Jeder will so schnell wie möglich die schlimme Zeit der Pandemie vergessen. Abhaken. Endlich wieder Normalität aufbauen. Für mich ist das natürlich auch absolut nachvollziehbar.
Aber es ist leider nicht so einfach wie sich anhört. Besonders für die jungen Menschen die während der Pandemie in der Schule waren. Das kann man aber nur nachvollziehen, wenn man es tatsächlich erlebt hat. Ich musste mein Fachabitur in der Hochphase der Pandemie schreiben.
Meine letzten zwei Schuljahre waren geprägt von Schulschließungen, digitalen Unterricht und psychischer Belastung.
Eine Schulabschlussprüfung, egal auf welcher Schule, ist letztendlich der Höhepunkt der Schulzeit. Im Normalfall ist die Zeit der Prüfungsvorbereitung und der Abschlussprüfung stressig genug. Aber in unserem Fall wurde der Stresspegel durch die Pandemie sogar noch mehrfach multipliziert.
Das letzte Schuljahr und die Prüfungsvorbereitung fand entweder online statt oder im Schichtsystem in den Klassenräumen. Die Hälfte der Klasse hatte Online-Unterricht und die andere Hälfte war im Klassenzimmer. Natürlich immer mit geöffneten Fenster (auch im Winter) und mit Masken.
Aber wenn der Schulserver ständig überlastet ist und der digitale Unterricht darin besteht, dass man über E-Mail seine Aufgaben bekommt und sie dann allein auswerten muss, hat das nicht viel mit normalen Unterricht zu tun. Es fehlte vor allem der Austausch mit anderen Schülern. Ein guter Unterricht lebt auch vom gegenseitigen Austausch und Erklären. Das viel komplett weg.
Nicht jeder Schüler hatte zu Hause auch seinen eigenen Laptop oder einen Rückzugsraum zum Lernen. Auch nicht jeder Lehrer hatte die digitalen Kenntnisse, um einen digitalen Unterricht überhaupt durchführen zu können.
Und nicht nur bei Schülern gab es psychische Probleme mit der Pandemie. Auch Lehrer fielen aus gesundheitlichen Problemen oftmals aus. Das machte es für alle Beteiligten natürlich noch stressiger.
Für mich hat dieser bestandene Schulabschluss insofern an Wert zugenommen, da jeder Schüler bewiesen hat, dass er mit Stress umgehen kann, und die Fähigkeit hat sich selbst zu motivieren.

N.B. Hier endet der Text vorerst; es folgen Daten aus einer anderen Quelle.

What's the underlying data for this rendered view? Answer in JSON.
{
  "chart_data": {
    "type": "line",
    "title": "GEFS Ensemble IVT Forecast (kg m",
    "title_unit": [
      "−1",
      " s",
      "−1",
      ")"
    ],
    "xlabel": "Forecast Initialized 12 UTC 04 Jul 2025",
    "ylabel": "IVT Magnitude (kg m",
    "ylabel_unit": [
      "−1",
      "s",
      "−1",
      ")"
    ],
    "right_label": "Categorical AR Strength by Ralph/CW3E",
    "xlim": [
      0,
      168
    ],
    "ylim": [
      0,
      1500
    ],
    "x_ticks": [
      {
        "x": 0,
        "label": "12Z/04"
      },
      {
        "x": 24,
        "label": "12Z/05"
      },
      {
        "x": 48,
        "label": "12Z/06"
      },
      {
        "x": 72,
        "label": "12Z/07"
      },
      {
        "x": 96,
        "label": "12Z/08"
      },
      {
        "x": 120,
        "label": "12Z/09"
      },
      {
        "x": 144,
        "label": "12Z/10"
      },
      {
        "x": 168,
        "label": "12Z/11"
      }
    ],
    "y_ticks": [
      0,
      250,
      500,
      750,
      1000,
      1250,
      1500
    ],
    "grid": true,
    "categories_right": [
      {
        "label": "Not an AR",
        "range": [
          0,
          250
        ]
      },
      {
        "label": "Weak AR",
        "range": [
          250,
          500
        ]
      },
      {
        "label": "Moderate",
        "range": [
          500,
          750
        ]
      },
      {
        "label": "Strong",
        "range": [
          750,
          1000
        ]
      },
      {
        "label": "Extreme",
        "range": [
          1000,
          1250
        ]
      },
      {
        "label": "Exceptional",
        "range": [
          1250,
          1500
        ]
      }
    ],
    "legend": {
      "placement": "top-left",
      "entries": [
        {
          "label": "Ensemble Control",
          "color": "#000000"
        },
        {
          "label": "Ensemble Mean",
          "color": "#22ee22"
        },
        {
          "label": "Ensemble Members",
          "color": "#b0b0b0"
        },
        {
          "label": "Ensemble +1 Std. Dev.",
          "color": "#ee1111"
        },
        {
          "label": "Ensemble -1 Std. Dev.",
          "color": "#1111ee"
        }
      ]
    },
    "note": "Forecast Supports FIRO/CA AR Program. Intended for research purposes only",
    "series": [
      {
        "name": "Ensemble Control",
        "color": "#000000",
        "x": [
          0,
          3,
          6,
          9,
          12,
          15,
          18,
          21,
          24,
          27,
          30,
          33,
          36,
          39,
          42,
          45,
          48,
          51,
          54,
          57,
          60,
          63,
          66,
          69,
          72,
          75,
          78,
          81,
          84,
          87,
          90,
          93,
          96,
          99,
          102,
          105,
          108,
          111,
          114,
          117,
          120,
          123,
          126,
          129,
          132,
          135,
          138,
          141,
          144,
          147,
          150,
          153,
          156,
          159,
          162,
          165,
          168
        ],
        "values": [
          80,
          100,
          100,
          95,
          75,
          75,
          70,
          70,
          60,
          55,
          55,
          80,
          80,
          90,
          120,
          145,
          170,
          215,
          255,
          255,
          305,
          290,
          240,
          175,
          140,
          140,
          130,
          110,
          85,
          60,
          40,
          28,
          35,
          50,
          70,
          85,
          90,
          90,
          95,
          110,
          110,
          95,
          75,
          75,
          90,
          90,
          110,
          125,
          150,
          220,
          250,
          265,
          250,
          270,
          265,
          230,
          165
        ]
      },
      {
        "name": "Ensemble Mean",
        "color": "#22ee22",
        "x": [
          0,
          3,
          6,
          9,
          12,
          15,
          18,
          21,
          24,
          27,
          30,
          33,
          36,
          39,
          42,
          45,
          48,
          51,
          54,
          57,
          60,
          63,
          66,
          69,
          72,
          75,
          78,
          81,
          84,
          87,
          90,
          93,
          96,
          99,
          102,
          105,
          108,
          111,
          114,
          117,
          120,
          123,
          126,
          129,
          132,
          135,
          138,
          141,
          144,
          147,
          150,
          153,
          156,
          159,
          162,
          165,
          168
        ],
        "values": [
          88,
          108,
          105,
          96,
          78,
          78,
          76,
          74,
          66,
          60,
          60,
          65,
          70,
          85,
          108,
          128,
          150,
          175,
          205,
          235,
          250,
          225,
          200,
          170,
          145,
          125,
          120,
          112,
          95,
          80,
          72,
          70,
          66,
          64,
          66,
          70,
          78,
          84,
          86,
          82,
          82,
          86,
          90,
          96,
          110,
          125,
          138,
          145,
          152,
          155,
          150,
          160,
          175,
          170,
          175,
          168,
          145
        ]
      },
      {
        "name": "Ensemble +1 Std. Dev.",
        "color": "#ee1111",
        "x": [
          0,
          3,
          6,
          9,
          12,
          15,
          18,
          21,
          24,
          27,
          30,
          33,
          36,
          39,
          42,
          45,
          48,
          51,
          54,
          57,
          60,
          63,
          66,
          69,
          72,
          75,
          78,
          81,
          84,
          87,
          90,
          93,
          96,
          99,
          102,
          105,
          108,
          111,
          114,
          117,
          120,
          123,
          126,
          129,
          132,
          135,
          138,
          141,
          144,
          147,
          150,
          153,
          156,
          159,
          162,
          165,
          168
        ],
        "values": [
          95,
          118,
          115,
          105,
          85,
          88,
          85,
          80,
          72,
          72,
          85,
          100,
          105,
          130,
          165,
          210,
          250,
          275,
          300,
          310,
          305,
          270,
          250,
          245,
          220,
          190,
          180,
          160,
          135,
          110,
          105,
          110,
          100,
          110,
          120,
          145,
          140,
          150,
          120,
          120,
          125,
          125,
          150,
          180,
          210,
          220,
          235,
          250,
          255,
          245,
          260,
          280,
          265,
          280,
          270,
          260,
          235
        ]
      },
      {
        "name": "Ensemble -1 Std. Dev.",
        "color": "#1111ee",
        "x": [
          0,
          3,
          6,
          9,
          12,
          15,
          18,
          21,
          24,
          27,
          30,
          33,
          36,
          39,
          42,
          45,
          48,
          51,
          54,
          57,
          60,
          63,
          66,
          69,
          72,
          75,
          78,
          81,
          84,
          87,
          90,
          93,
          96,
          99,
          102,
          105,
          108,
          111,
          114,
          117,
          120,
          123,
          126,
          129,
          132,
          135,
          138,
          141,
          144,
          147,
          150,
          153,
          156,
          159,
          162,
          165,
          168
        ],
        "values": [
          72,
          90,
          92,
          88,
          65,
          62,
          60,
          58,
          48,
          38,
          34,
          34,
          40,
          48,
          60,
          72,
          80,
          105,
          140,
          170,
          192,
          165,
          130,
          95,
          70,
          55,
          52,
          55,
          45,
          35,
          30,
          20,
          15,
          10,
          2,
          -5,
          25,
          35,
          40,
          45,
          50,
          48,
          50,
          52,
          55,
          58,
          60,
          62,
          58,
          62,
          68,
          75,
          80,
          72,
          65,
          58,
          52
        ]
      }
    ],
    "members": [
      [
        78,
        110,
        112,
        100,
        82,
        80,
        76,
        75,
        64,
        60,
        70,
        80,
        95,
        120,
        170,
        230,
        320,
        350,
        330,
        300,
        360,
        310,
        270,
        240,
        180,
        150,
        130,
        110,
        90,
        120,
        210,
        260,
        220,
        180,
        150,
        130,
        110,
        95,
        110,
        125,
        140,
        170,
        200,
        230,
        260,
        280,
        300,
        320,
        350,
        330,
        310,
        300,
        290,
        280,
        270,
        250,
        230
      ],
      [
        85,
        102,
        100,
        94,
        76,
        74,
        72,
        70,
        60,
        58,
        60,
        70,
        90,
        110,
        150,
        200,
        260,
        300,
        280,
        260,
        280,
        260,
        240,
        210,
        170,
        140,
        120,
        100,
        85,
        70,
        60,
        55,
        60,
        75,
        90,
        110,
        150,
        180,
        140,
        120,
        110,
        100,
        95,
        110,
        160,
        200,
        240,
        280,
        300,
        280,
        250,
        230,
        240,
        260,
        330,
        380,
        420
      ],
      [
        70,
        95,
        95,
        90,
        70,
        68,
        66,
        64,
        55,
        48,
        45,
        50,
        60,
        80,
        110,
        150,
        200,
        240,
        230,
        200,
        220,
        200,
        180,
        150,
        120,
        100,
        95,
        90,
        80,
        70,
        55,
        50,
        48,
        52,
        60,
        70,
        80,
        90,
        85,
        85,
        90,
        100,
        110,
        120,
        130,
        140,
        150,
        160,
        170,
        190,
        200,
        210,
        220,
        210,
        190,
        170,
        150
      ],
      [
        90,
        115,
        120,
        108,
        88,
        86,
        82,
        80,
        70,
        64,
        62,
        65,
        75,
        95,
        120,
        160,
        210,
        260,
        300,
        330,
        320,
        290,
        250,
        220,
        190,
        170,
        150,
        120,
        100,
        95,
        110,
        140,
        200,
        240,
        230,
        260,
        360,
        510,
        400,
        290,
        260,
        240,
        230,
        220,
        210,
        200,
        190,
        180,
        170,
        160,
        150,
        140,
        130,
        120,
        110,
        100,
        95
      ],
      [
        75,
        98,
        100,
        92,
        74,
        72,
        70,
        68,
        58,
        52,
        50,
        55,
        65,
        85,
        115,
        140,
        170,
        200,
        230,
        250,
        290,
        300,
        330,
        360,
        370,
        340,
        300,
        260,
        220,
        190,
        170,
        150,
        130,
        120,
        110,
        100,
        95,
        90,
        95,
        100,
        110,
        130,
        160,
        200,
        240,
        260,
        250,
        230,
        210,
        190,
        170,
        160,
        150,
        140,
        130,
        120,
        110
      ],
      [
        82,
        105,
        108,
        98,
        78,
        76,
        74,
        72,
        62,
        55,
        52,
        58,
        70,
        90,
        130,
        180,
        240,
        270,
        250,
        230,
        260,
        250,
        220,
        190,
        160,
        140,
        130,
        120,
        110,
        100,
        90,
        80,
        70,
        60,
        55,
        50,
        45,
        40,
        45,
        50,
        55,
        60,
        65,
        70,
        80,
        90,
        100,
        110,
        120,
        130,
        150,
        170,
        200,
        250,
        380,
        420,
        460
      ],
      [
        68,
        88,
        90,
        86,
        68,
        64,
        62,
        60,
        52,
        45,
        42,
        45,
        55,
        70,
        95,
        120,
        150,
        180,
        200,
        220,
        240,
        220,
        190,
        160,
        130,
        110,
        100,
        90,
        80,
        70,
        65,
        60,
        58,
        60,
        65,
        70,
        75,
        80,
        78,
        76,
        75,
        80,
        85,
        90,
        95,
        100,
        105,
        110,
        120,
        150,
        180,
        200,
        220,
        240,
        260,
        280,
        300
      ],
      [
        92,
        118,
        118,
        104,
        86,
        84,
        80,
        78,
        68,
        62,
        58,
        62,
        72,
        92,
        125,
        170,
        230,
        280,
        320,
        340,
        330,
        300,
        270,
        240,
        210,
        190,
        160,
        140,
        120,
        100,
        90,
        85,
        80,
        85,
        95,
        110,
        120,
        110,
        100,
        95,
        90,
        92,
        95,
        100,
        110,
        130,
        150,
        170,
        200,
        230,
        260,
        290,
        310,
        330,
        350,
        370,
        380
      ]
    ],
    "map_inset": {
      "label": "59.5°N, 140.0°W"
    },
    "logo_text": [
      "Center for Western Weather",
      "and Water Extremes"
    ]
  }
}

Aber was hat die Politik daraus gelernt? Für mich, als ehemalige Schülerin zu dieser Zeit, leider viel zu wenig. Was hatte damals augenscheinlich gefehlt?
Es gab zu wenig Lehrer.
Es gab viel zu wenig IT-Fachpersonal.
Sozialarbeiter fehlten komplett.
Zu viele Schüler in einer Klasse.
Mangel an Räumlichkeiten.
Die digitalen Voraussetzungen (Hardware und Benutzung) für Homeschooling war nicht ausgereift.

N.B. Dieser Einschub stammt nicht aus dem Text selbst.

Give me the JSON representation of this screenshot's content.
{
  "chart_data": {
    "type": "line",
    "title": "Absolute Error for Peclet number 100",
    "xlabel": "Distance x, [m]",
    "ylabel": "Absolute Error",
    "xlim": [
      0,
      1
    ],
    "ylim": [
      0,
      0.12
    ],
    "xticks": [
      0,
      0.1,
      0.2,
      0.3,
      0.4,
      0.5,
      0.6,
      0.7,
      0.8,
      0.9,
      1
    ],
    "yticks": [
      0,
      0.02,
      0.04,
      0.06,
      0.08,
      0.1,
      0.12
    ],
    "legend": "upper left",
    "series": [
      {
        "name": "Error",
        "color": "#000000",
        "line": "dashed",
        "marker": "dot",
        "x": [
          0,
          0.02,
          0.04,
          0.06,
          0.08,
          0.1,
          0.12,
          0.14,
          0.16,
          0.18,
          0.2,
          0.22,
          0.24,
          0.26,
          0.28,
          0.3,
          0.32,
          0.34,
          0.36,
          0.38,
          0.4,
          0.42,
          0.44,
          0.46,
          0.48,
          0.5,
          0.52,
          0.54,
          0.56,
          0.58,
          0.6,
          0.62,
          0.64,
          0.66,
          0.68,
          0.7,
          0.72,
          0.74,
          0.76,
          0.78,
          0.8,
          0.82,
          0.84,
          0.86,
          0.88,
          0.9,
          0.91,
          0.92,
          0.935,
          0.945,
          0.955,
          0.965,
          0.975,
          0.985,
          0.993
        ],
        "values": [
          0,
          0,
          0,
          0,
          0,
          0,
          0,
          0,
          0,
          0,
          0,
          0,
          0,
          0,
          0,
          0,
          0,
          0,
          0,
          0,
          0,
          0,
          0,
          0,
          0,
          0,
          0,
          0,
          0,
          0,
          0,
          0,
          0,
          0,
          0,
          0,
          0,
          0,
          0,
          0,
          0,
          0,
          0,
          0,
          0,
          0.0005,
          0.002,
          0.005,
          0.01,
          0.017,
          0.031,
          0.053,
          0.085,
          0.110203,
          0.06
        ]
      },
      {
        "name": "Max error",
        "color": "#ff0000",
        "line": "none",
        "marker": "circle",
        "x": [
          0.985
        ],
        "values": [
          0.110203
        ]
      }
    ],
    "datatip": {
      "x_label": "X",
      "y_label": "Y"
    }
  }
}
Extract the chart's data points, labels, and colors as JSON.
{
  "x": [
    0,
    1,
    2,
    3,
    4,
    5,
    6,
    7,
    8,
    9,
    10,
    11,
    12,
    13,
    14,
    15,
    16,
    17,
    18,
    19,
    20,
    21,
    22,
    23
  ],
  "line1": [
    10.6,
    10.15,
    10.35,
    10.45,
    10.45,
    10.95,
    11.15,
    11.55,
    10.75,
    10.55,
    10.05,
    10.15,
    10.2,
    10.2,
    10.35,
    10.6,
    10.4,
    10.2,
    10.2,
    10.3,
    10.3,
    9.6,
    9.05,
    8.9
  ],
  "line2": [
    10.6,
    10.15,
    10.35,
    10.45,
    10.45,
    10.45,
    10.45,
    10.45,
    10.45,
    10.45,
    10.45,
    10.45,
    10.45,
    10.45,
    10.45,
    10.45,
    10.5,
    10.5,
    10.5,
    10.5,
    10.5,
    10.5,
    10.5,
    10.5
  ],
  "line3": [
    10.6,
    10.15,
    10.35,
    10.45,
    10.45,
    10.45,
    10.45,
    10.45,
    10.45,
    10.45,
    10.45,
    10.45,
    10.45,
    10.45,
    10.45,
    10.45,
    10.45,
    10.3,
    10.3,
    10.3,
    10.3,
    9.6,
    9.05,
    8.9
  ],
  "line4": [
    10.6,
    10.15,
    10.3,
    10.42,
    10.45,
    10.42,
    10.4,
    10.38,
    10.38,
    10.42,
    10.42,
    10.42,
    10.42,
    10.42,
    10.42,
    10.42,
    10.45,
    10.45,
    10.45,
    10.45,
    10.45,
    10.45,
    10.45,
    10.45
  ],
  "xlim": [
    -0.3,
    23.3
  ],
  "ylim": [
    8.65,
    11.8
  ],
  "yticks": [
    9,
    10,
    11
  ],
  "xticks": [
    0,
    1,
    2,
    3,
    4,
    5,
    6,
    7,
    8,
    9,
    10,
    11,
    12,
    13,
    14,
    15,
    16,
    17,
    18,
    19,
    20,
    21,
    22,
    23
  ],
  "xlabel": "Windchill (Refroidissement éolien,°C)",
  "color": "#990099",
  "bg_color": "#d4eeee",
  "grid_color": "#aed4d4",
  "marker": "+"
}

Natürlich kann die Politik in Form der Bildungsministerien nicht sofort alles besser machen. Aber hat eine Aufarbeitung der Probleme während der Pandemie überhaupt schon stattgefunden? Und wie soll diese Aufarbeitung ablaufen, wenn kein einziger junger Mensch dabei ist, der das auch wirklich miterlebt hat?
Wie soll ein Politiker von außen das beurteilen können, ohne diese Lebensrealität zu kennen?
Die Pandemie hinterließ in der Gesellschaft viele Verlierer aber die Schüler dürften einen Spitzenplatz einnehmen. Denn es hinterließ nicht nur bei jungen Menschen und deren Familien Spuren, sondern es wurde auch sichtbar wie anfällig und veraltet unser Schulsystem tatsächlich ist.
Ich persönlich habe damals versucht das Beste daraus zu machen. Ich konnte sogar in meinem Schulabschlussjahr während der Pandemie mein jugendpolitisches Buch „How to Politik“ schreiben. Einfach auch aus dem Grund, weil ich mir sehr oft täglich zwei Stunden Fahrtzeit zur Schule sparen konnte. Und weil mich die Situation motivierte meine Generation auf politische Themen aufmerksam zu machen.
Deswegen ist für mich eine Modernisierung des Schulsystems zwingend notwendig. Und dafür braucht es keine Millionen. Sinnvoll wäre schon mal eine echte bundesweite Bildungsgerechtigkeit und soziale Chancengleichheit.